Rien de tel pour démarrer une semaine hivernale et morose qu’un bon canular digne d’un premier avril. Mission accomplie avec le film de François Ruffin, Merci Patron !
Partant du drame vécu par les salariés licenciés d’une usine dans le nord appartenant au richissime Bernard Arnault, François Ruffin est bien décidé à faire d’une pierre deux coups : réhabiliter l’image de Bernard Arnault et réunir l’argent nécessaire pour sauver un couple d’anciens employés acculés par les dettes. L’homme qui valait des milliards a certainement un petit coeur qui bat et saura trouver une solution pour leur éviter de finir à la rue. Pour cela, Ruffin se fait passer pour le fils du couple et se transforme en négociateur habile. On se souvient des interviews frontales de Ruffin, initiateur du journal Fakir et ancien journaliste de Mermet pour Là-bas si j’y suis, de son talent à rallier « l’ennemi » pour mieux le faire parler. Avec Merci Patron ! Ruffin, le Michael Moore picard, pousse encore plus loin son procédé et s’en amuse pour mieux arroser l’arroseur. Malin et réjouissant !
En 2007, l’usine de Poix du Nord qui fabrique les costumes Kenzo pour le groupe LVMH est délocalisée en Pologne mettant sur le carreau plus de 150 salariés. Certes ce n’est pas un début d’histoire très drôle mais en 2012, François Ruffin qui est déjà assez déprimé comme ca, décide de prendre le contre pied et de sillonner la France à bord de son camion « I Love Bernard » pour véhiculer une image positive de l’homme le plus riche de France.

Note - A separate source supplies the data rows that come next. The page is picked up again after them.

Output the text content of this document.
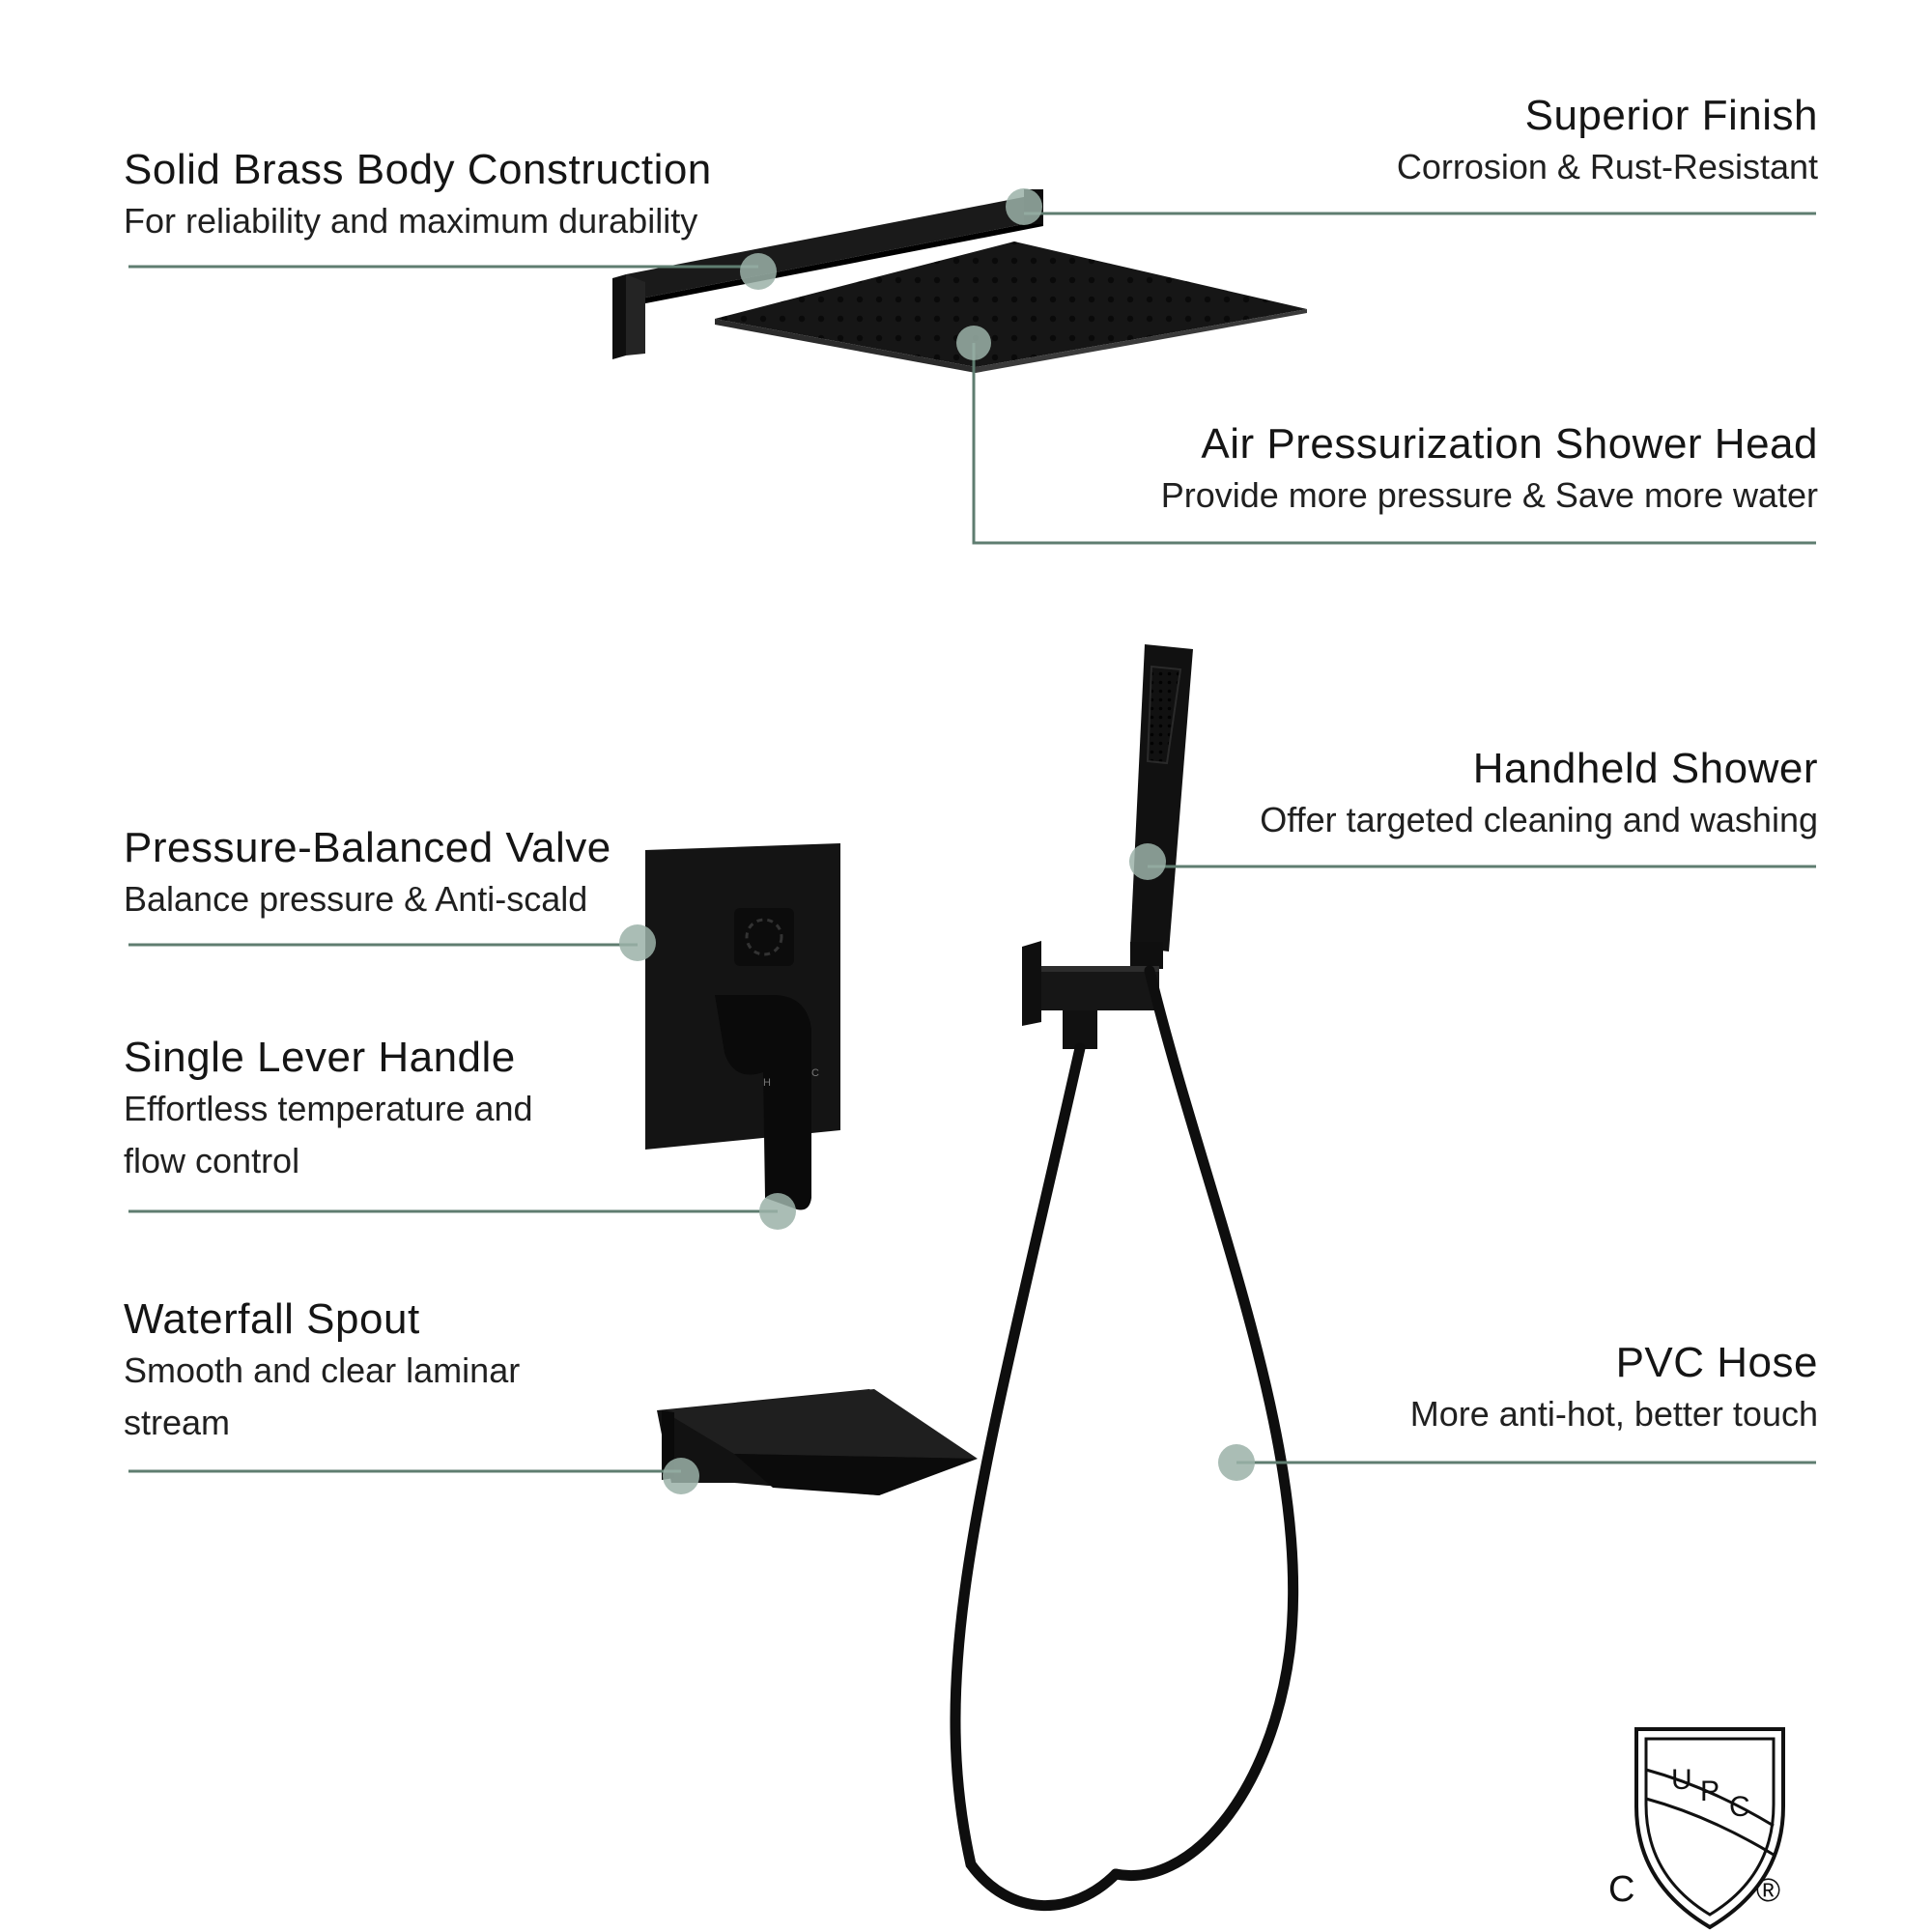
H
C
U P C
C	®
Solid Brass Body Construction
For reliability and maximum durability
Superior Finish
Corrosion & Rust-Resistant
Air Pressurization Shower Head
Provide more pressure & Save more water
Handheld Shower
Offer targeted cleaning and washing
Pressure-Balanced Valve
Balance pressure & Anti-scald
Single Lever Handle
Effortless temperature and
flow control
Waterfall Spout
Smooth and clear laminar
stream
PVC Hose
More anti-hot, better touch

« Je veux réconcilier la France d’en haut avec la France d’en bas »
Son plan est le suivant : confronter capital et travail en devenant actionnaire de LVMH. Il pourra ainsi assister aux AG, approcher Bernard Arnault, le mettre face à la détresse des vies qu’il a brisées et le montrer comme quelqu’un d’humain capable d’agir en conséquence. Tout le monde y gagne. Si ce plan-là ne va pas tellement fonctionner (approcher Bernard Arnault quand on est un tout petit actionnaire était bien illusoire), le suivant sera plus triomphant.
Les Klur font partie du plan social de l’usine de Poix du nord. Depuis ils vivent criblés de dettes avec leurs 400€ par mois et sont menacés d’expulsion de leur propre maison. A la question de comment font-ils pour vivre avec si peu, les Klur répondent à peine en plaisantant « On ne mange pas ». La réalité n’est pas rose et ce canular, aussi drôle soit-il, a pour but d’éviter que Serge Klur ne commette l’irréparable car derrière les sourires complices, on comprend le désespoir des Klur qui n’ont absolument plus rien à perdre.
« Quand on remet sa vie dans les mains d’un mec qui porte un t-shirt « I Love Bernard », c’est que ça va très mal » – François Ruffin
Loin d’un documentaire coup de poing qui dresserait un constat « sérieux » avec analystes à l’appui, Merci Patron ! est avant tout une croisade pour récupérer les 40 000 euros dont les Klur ont besoin pour repartir à zéro. Le plan semble fonctionner avec l’apparition d’un « commissaire » LVMH qui, pour éviter le scandale et la mauvaise presse accepte l’arrangement, avec la condition bien sûr de le garder sous silence. Les scènes avec le commissaire sont d’ailleurs aussi saugrenues qu’hilarantes.
La promesse de silence n’est évidemment pas tenue avec ce film mais montre une chose rare : les petits, les opprimés ont plus de pouvoir qu’ils ne le croient. Ruffin cherche d’ailleurs non pas à convaincre sa chapelle de « gauchos » déjà convaincus de l’injustice flagrante des puissants comme Arnault, mais au contraire à toucher le plus de monde possible, de droite ou de gauche, pour rappeler que la minorité est encore décidante.
Bien sûr on peut regretter que le film n’aille finalement pas bien loin dans la dénonciation d’un système corrompu et profondément inégal. On s’interroge aussi sur les autres laissés pour compte. Mais au final, Robin-des-bois-Ruffin réussit son coup, nous convainc qu’il n’y a pas de « petite » action et que tous ensemble nous sommes plus forts. C’est déjà pas si mal.